In late June, one of the most powerful icebreakers in the world encountered such extraordinarily thick ice on-route to the North Pole (with a polar bear specialist and deep-pocketed, Attenborough-class tourists onboard) that it took a day and a half longer than expected to get there. A few weeks later, in mid-July, a Norwegian icebreaker also bound for the North Pole (with scientific researchers on board) was forced to turn back north of Svalbard when it unexpectedly encountered impenetrable pack ice.

Franz Josef Land polar bear 2019 no date_Photo by Michael Hambrey_sm

A polar bear on hummocked sea ice in Franz Josef Land. Photo by Michael Hambrey, date not specified but estimated based on tour dates to be 22 or 23 June 2019.

Apparently, the ice charts the Norwegian captain consulted showed first year ice – ice that formed the previous fall, defined as less than 2 m thick (6.6 ft) – which is often much broken up by early summer. However, what he and his Russian colleague came up against was consolidated first year pack ice up to 3 m thick (about 10 ft).

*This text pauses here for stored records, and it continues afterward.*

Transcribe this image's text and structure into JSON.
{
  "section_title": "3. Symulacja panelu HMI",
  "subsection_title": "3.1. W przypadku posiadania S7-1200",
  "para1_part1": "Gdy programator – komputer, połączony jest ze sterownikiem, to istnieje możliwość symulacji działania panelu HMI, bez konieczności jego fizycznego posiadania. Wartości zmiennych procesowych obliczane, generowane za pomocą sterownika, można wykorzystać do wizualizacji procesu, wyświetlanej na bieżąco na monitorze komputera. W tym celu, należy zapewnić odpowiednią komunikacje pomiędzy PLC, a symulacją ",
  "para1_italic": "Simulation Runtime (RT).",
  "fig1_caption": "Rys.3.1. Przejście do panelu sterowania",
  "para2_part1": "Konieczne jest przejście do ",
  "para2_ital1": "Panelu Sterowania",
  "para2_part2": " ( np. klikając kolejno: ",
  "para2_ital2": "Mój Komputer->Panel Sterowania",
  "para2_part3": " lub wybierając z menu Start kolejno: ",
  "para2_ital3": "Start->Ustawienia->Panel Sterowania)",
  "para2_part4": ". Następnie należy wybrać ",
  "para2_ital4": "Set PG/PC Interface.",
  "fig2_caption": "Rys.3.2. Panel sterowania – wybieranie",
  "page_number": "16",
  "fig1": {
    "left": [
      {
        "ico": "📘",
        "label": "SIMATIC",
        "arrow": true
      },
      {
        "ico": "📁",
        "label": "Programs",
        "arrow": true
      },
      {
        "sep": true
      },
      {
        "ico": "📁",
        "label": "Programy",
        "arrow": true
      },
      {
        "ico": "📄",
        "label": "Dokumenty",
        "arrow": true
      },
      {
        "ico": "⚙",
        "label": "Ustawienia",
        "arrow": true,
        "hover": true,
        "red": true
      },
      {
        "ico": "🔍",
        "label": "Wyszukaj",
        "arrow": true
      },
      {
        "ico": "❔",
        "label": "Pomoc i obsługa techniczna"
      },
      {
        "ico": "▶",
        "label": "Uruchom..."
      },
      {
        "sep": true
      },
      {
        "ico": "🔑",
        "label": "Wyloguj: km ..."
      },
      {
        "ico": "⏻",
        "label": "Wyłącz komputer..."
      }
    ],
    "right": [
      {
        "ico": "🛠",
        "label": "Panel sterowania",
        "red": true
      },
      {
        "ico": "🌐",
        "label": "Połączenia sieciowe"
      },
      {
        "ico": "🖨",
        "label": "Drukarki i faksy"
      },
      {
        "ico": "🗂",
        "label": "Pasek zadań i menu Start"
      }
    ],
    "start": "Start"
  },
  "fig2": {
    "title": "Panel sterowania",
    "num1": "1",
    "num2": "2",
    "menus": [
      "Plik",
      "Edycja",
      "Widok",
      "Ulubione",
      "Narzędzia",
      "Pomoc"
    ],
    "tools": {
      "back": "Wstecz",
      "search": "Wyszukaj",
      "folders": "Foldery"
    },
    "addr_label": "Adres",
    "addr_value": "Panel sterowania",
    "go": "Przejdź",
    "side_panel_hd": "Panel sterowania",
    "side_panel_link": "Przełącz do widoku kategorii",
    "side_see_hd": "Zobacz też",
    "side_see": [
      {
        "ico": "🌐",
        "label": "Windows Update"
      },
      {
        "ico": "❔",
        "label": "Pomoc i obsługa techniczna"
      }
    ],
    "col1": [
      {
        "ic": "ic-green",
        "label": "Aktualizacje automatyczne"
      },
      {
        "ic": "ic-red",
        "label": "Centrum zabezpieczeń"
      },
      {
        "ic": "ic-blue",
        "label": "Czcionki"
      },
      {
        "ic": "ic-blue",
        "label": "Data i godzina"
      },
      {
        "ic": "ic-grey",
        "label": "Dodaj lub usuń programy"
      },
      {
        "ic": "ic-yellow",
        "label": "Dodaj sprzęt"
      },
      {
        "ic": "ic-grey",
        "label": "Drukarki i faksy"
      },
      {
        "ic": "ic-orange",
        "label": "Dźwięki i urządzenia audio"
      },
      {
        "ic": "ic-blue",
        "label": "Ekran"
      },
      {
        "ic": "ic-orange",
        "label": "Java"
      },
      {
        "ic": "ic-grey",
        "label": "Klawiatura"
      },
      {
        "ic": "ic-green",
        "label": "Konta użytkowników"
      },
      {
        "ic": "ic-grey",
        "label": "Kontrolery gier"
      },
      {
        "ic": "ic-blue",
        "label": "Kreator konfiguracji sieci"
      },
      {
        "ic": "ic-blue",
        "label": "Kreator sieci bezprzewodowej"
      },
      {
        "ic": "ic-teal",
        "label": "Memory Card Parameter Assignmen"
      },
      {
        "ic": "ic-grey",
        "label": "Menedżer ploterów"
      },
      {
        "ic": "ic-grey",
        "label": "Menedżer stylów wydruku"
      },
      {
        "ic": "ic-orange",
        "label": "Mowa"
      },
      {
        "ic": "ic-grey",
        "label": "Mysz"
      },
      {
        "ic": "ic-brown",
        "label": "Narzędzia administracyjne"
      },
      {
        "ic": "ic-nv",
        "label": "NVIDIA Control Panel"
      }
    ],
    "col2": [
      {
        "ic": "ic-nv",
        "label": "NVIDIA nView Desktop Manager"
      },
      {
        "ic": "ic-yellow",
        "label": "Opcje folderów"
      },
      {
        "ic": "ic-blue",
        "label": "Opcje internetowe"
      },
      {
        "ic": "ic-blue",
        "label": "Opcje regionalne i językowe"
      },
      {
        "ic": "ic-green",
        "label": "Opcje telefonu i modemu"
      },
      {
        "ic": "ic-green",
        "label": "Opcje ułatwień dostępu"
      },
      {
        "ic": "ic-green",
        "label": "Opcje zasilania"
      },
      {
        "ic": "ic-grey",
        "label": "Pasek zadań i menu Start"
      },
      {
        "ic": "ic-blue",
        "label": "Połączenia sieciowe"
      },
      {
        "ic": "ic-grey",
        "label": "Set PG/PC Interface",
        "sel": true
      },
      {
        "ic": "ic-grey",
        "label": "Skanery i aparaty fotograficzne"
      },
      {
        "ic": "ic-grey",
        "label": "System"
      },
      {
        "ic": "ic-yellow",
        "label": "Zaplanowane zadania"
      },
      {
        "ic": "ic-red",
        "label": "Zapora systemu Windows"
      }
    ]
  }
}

Such thick first year ice was not just unexpected but by definition, should have been impossible.

Ice charts for the last few years that estimate actual ice thickness (rather than age) show ice >2 m thick east and/or just north of Svalbard and around the North Poie is not unusual at this time of year.  This suggests that the propensity of navigational charts to use ice ‘age’ (e.g. first year vs. multi-year) to describe ice conditions could explain the Norwegian captain getting caught off-guard by exceptionally thick first year ice. It also provides an explanation for why the polar bear specialist onboard the Russian icebreaker later failed to explain that first year ice of such shocking thickness was truly extraordinary, not just a bit thicker than usual.